Per ovviare alla carenza di grandi anteprime e grandi star nazionali e internazionali, il festival si è arricchito però di alcune nuove iniziative di contorno: alcune sicuramente molto gradite come “Libri In Terrazza”, che ogni giorno dopo il tramonto sulla terrazza del Palazzo dei Congressi permetteva la presentazione di un libro a tema cinematografico, con la presenza e il commento sia del suo autore che di altre personalità del settore; altre sinceramente un po’ deludenti, come la mostra fotografica “Taormina Cinema”, dislocata in una location abbastanza distante dal cuore della manifestazione e consistente in una manciata di fotografie cinematografiche dell’Istituto Luce già viste in precedenti edizioni; parzialmente deludente anche la mostra alla Casa del Cinema: da un lato il finale originale de “L’uomo Delle Stelle” di Tornatore, in versione sia scritta che disegnata, è un reperto inedito molto interessante per i fan del regista siciliano, dall’altro lato gli sbandierati cimeli di Franco Franchi e Ciccio Ingrassia altro non erano che una decina di oggetti, neppure particolarmente interessanti, dentro una piccola teca.
Un’ulteriore iniziativa “nuova” e molto gradita è stata quella della Notte del Cinema, che la sera di sabato 8 Luglio ha portato le colonne sonore dei film per le strade di Taormina, con l’esibizione in Piazza IX Aprile di un quartetto di fiati del Conservatorio di Messina, della Compagnia Nazionale di Danza Storica che ha eseguito una suite dal gran ballo del Gattopardo, e del fisarmonicista Pietro Adragna che ha eseguito musiche dal film Il Postino.
Infine, merita delle considerazioni più approfondite l’evento svolto sempre nell’ambito della Notte del Cinema alla Villa Comunale di Taormina, che per accontentare i fan del genere horror prevedeva la proiezione su grande schermo da mezzanotte fino alle sei di mattina di tre titoli cult: M.D.C. Maschera Di Cera, Phenomena e I Tre Volti Del Terrore; ospite d’onore di questa mini-rassegna è stato Sergio Stivaletti, creatore degli effetti speciali di tutti e tre e regista di due di essi (Phenomena ha la regia di Dario Argento).
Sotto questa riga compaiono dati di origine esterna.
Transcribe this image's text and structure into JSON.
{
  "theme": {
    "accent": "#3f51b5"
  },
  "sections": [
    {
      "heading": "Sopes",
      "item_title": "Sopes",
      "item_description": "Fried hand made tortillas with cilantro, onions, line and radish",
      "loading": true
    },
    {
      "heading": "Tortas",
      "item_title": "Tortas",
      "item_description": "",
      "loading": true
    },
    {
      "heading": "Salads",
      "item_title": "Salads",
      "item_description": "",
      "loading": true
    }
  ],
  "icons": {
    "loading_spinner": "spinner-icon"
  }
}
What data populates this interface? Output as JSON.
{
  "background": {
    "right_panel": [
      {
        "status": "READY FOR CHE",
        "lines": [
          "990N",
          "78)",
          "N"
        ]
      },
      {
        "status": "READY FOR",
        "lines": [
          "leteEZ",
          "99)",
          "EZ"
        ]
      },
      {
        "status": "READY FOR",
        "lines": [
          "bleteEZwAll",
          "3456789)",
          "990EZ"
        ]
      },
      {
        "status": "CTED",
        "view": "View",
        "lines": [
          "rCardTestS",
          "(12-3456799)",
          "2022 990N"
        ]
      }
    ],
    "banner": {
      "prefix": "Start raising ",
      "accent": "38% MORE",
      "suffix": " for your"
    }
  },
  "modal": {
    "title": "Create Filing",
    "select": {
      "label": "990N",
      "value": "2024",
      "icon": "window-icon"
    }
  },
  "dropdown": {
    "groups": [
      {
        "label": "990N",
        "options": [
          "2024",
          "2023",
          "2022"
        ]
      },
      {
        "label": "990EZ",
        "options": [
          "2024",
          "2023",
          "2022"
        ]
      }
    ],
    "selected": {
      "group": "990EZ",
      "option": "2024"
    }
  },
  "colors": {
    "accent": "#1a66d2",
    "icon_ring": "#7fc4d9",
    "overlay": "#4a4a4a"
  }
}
Spiace che questo evento sia stato relegato a orari improponibili, quasi come se gli appassionati di horror fossero loro stessi dei vampiri che non dormono la notte, mentre Stivaletti, piuttosto che una targa di riconoscimento e di un quarto d’ora di chiacchierata notturna di fronte a qualche decina di spettatori, avrebbe sicuramente meritato una Masterclass diurna in cui avrebbe potuto svelare qualche trucco del suo mestiere.